Of these, it seems like ‘Two Door Cinema Club’ and ‘Tame Impala’ are the two most popular artists of the bunch.
Going back to the original ‘spotify_favorites’ DataFrame, we can look at the longest song length as well:
spotify_favorites['duration_min'] = ((spotify_favorites['duration_ms'] / 1000) / 60)

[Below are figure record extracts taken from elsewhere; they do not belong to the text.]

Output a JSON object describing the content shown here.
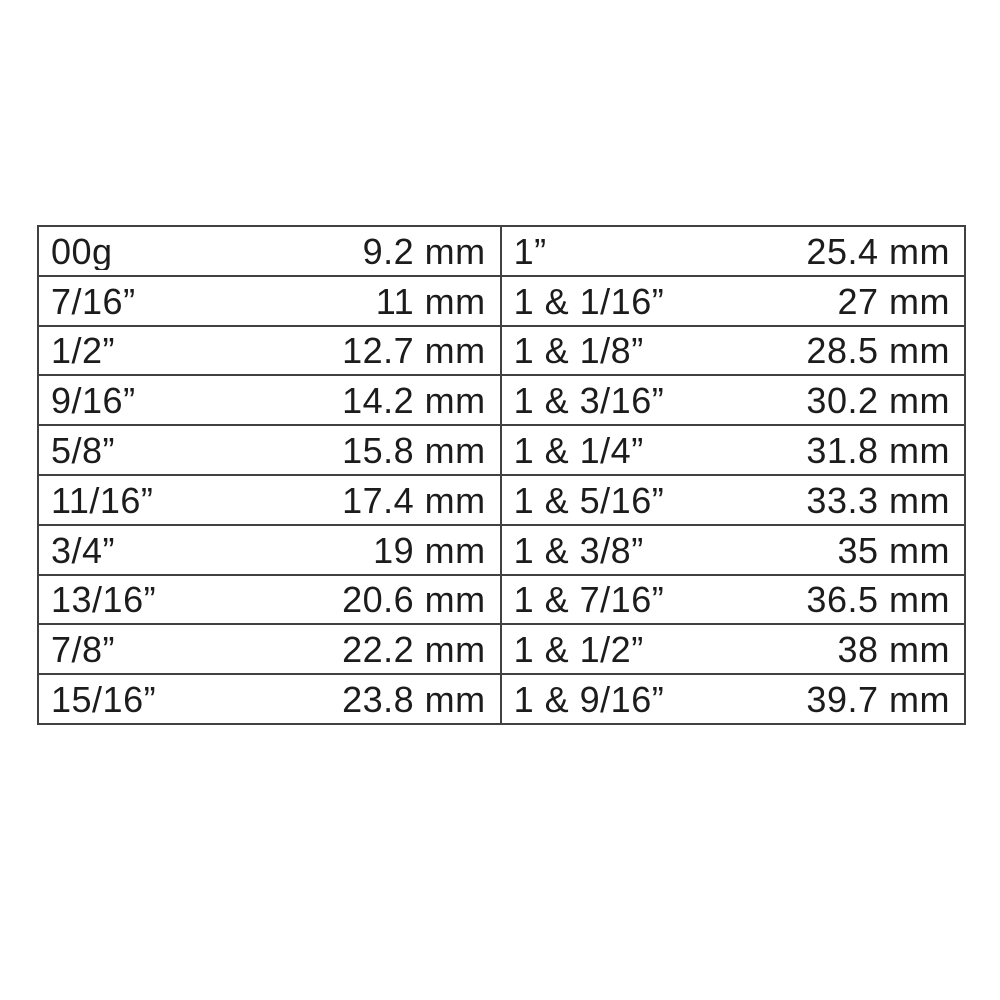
{
  "colors": {
    "border": "#414141",
    "text": "#1c1c1c",
    "background": "#ffffff"
  },
  "table": {
    "rows": [
      {
        "left_label": "00g",
        "left_value": "9.2 mm",
        "right_label": "1”",
        "right_value": "25.4 mm"
      },
      {
        "left_label": "7/16”",
        "left_value": "11 mm",
        "right_label": "1 & 1/16”",
        "right_value": "27 mm"
      },
      {
        "left_label": "1/2”",
        "left_value": "12.7 mm",
        "right_label": "1 & 1/8”",
        "right_value": "28.5 mm"
      },
      {
        "left_label": "9/16”",
        "left_value": "14.2 mm",
        "right_label": "1 & 3/16”",
        "right_value": "30.2 mm"
      },
      {
        "left_label": "5/8”",
        "left_value": "15.8 mm",
        "right_label": "1 & 1/4”",
        "right_value": "31.8 mm"
      },
      {
        "left_label": "11/16”",
        "left_value": "17.4 mm",
        "right_label": "1 & 5/16”",
        "right_value": "33.3 mm"
      },
      {
        "left_label": "3/4”",
        "left_value": "19 mm",
        "right_label": "1 & 3/8”",
        "right_value": "35 mm"
      },
      {
        "left_label": "13/16”",
        "left_value": "20.6 mm",
        "right_label": "1 & 7/16”",
        "right_value": "36.5 mm"
      },
      {
        "left_label": "7/8”",
        "left_value": "22.2 mm",
        "right_label": "1 & 1/2”",
        "right_value": "38 mm"
      },
      {
        "left_label": "15/16”",
        "left_value": "23.8 mm",
        "right_label": "1 & 9/16”",
        "right_value": "39.7 mm"
      }
    ]
  }
}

spotify_favorites.sort_values('duration_min', ascending=False)| pid | playlist_name | pos | artist_name | track_name | duration_ms | album_name | duration_min | |
|---|---|---|---|---|---|---|---|---|
| 64923 | 969 | Marshall | 33 | Tame Impala | Let It Happen - Soulwax Remix | 556924 | Let It Happen | 9.282067 |
| 142147 | 999121 | .::March::. | 36 | Tame Impala | Let It Happen - Soulwax Remix | 556924 | Let It Happen | 9.282067 |
| 165421 | 999491 | Play this at my funeral | 25 | Tame Impala | Let It Happen | 467585 | Currents | 7.793083 |
| 19178 | 303 | Tame Impala | 25 | Tame Impala | Let It Happen | 467585 | Currents | 7.793083 |
| 85204 | 1276 | FIREFLY 2016 | 27 | Tame Impala | Let It Happen | 467585 | Currents | 7.793083 |
| ... | ... | ... | ... | ... | ... | ... | ... | ... |
| 19184 | 303 | Tame Impala | 31 | Tame Impala | Disciples | 108546 | Currents | 1.809100 |
| 171295 | 999586 | Fall 2017 | 1 | Tame Impala | Disciples | 108546 | Currents | 1.809100 |
| 101795 | 1521 | yoga | 17 | Tame Impala | Disciples | 108546 | Currents | 1.809100 |
| 57271 | 849 | chill | 63 | Tame Impala | Nangs | 107533 | Currents | 1.792217 |
| 19179 | 303 | Tame Impala | 26 | Tame Impala | Nangs | 107533 | Currents | 1.792217 |
343 rows × 8 columns
Interestingly, both the top 5 and bottom 5 song durations came from ‘Tame Impala’ (most of which from the same album as well), ranging from 9.28 minutes to 1.79 minutes.